Les data centers dévorent aujourd'hui près de 70 % de la production mondiale de puces mémoire, et cette boulimie numérique ne laisse que des miettes aux autres secteurs. Derrière les serveurs d'intelligence artificielle et leurs GPU Nvidia ou AMD se cache un effet domino que peu d'observateurs avaient anticipé : la pénurie de LPDRAM frappe désormais de plein fouet les chaînes d'assemblage automobiles.
Tout remonte à la ruée vers la mémoire HBM (High Bandwidth Memory, empilée verticalement pour alimenter les accélérateurs IA). Samsung, SK Hynix et Micron ont massivement réorienté leurs lignes de production vers ces puces ultra-rentables, réduisant d'autant les capacités consacrées aux LPDRAM standard. Résultat : les cours au comptant de la DRAM ont bondi d'environ 450 % entre septembre 2025 et janvier 2026, et les tarifs contractuels ont encore progressé de 70 % depuis décembre.

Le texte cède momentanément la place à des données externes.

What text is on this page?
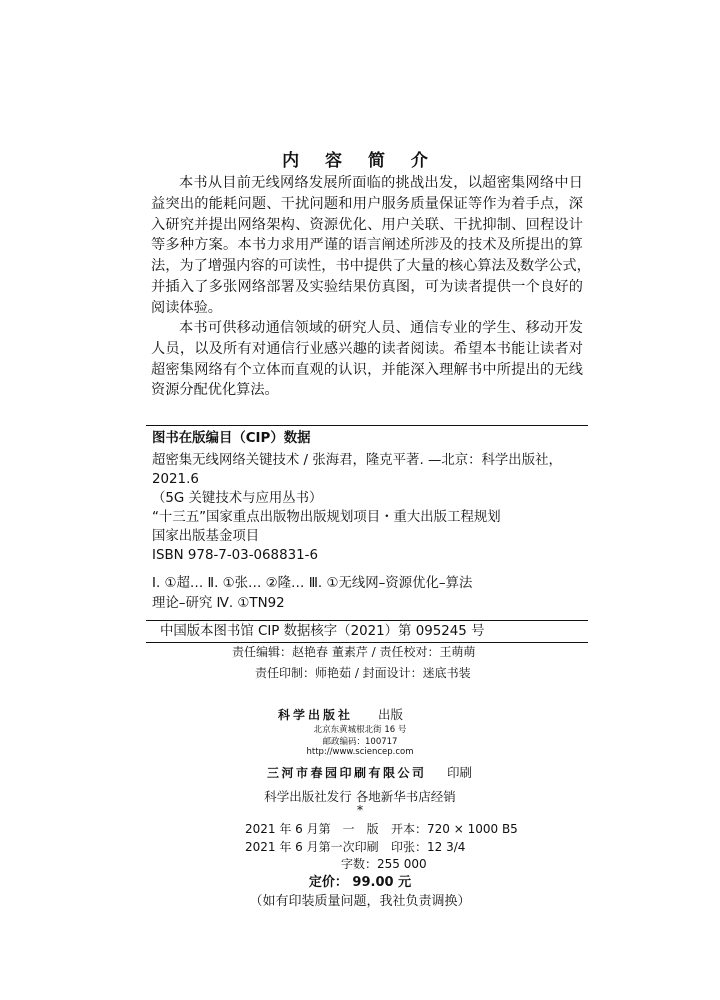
内 容 简 介
本书从目前无线网络发展所面临的挑战出发，以超密集网络中日
益突出的能耗问题、干扰问题和用户服务质量保证等作为着手点，深
入研究并提出网络架构、资源优化、用户关联、干扰抑制、回程设计
等多种方案。本书力求用严谨的语言阐述所涉及的技术及所提出的算
法，为了增强内容的可读性，书中提供了大量的核心算法及数学公式，
并插入了多张网络部署及实验结果仿真图，可为读者提供一个良好的
阅读体验。
本书可供移动通信领域的研究人员、通信专业的学生、移动开发
人员，以及所有对通信行业感兴趣的读者阅读。希望本书能让读者对
超密集网络有个立体而直观的认识，并能深入理解书中所提出的无线
资源分配优化算法。
图书在版编目（CIP）数据
超密集无线网络关键技术 / 张海君，隆克平著. —北京：科学出版社，
2021.6
（5G 关键技术与应用丛书）
“十三五”国家重点出版物出版规划项目・重大出版工程规划
国家出版基金项目
ISBN 978-7-03-068831-6
Ⅰ. ①超… Ⅱ. ①张… ②隆… Ⅲ. ①无线网–资源优化–算法
理论–研究 Ⅳ. ①TN92
中国版本图书馆 CIP 数据核字（2021）第 095245 号
责任编辑：赵艳春 董素芹 / 责任校对：王萌萌
责任印制：师艳茹 / 封面设计：迷底书装
科学出版社 出版
北京东黄城根北街 16 号
邮政编码：100717
http://www.sciencep.com
三河市春园印刷有限公司 印刷
科学出版社发行 各地新华书店经销
*
2021 年 6 月第　一　版 开本：720 × 1000 B5
2021 年 6 月第一次印刷 印张：12 3/4
字数：255 000
定价： 99.00 元
（如有印装质量问题，我社负责调换）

Quand l'automobile réalise sa dépendance critique à la mémoire vive
On sous-estime régulièrement la quantité de mémoire embarquée dans un véhicule moderne. Quiconque a déjà scruté une planche de bord chargée d'écrans tactiles et d'assistances à la conduite comprend intuitivement que tout cela ne tourne pas à vide. Les systèmes ADAS (freinage d'urgence, maintien de voie, détection d'angle mort), les écrans d'infotainment, les modules de gestion de batterie sur véhicules électriques et les puces de connectivité réclament chacun leur portion de LPDRAM rapide.
Voici comment la consommation mémoire s'est structurée selon les segments :
- Véhicules d'entrée de gamme : 1 à 2 Go de LPDRAM
- Modèles récents bien équipés : 4 à 8 Go
- Haut de gamme (ex. Ford SYNC 5 sur puce Qualcomm) : jusqu'à 16 Go de LPDDR5
- Moyenne embarquée tous segments confondus en 2026 : 278 Go DRAM + NAND par véhicule
L'époque où quelques microcontrôleurs suffisaient à piloter l'ensemble des fonctions d'une voiture appartient définitivement au passé.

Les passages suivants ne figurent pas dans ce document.